Digital television is a little different. It is possible for the cable company to give you a great stream, or a really suckily compressed stream, on really crappy equipment/software. My digital cable box has developed a habit of restarting itself lately, this wasn’t a problem on analog (although, funny enough, a lot of channels are still analog and I still have to put up with this bullshit).
Digital mediums coming at this stage in human understanding of “art” is a very bad thing. Digital formats loose so much from traditional arts because the formats are badly used. The focus now is on “media delivery” methods and how to make the most profit from it, not on how to bring art to the common person and letting them experience it to its fullest.
DVD is a great technology, the compression is relatively low, and there is a lot of room for the full artistic experience. The same is true of CD. These technologies freed us from lousy analog formats that were badly made. There is a huge difference between DVDs and streamed movies however. DVD uses the digital format to its fullest, not taking short cuts.

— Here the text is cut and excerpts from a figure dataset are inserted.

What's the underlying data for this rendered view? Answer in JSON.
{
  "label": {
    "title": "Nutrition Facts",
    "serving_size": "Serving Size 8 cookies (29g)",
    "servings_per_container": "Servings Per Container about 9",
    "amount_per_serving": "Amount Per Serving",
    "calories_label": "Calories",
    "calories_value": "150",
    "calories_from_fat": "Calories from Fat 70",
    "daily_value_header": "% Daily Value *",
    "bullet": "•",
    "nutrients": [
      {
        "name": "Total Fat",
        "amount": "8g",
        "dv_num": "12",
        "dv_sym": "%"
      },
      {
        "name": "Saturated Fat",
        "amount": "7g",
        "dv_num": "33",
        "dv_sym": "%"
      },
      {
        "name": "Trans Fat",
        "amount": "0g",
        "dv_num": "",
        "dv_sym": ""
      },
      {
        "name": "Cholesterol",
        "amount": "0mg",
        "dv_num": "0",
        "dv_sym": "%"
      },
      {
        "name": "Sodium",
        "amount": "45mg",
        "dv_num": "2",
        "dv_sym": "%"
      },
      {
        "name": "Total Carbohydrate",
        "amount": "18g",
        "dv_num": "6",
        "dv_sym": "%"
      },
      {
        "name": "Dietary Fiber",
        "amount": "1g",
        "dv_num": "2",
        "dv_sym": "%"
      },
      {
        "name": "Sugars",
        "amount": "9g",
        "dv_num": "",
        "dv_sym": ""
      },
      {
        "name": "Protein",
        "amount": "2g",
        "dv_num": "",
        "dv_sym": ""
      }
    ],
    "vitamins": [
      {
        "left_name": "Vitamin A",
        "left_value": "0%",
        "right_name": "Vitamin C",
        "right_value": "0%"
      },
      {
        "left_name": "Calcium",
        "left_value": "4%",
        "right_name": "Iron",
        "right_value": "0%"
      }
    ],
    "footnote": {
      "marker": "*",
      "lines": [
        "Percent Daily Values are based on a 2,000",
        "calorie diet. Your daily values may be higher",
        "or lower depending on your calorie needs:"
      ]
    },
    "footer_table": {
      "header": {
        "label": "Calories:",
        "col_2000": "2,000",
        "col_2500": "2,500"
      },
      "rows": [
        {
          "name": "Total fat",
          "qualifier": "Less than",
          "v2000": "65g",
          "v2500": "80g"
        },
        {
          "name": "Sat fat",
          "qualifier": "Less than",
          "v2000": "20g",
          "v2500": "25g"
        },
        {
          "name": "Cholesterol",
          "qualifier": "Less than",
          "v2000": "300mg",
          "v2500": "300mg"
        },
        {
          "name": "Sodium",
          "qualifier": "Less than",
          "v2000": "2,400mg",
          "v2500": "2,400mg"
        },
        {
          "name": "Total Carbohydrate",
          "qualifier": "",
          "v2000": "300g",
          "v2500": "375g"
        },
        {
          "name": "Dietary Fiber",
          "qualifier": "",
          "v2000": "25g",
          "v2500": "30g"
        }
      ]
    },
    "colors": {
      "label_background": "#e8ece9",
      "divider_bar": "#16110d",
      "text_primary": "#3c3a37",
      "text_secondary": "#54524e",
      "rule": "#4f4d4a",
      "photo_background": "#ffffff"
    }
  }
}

This is because a DVD is physical. CDs are analog creations, MP3s are digital reinterpretations of that. When played on good equipment, there is a difference between a “ripped” song at under 320 kbps, and a song being played from a real CD. A lot of MP3 stores don’t sell the best possible quality of songs, therefore, cheating the consumer out of the experience, and to make things worse, MP3s take songs out of context. MP3s encourage a move to a single style of music creation, no longer focusing on a cohesive creation. It is like developing a culture where books are purchased a chapter at a time, it might make sense, but the full experience is lost.
Digital is the demise of most forms of art.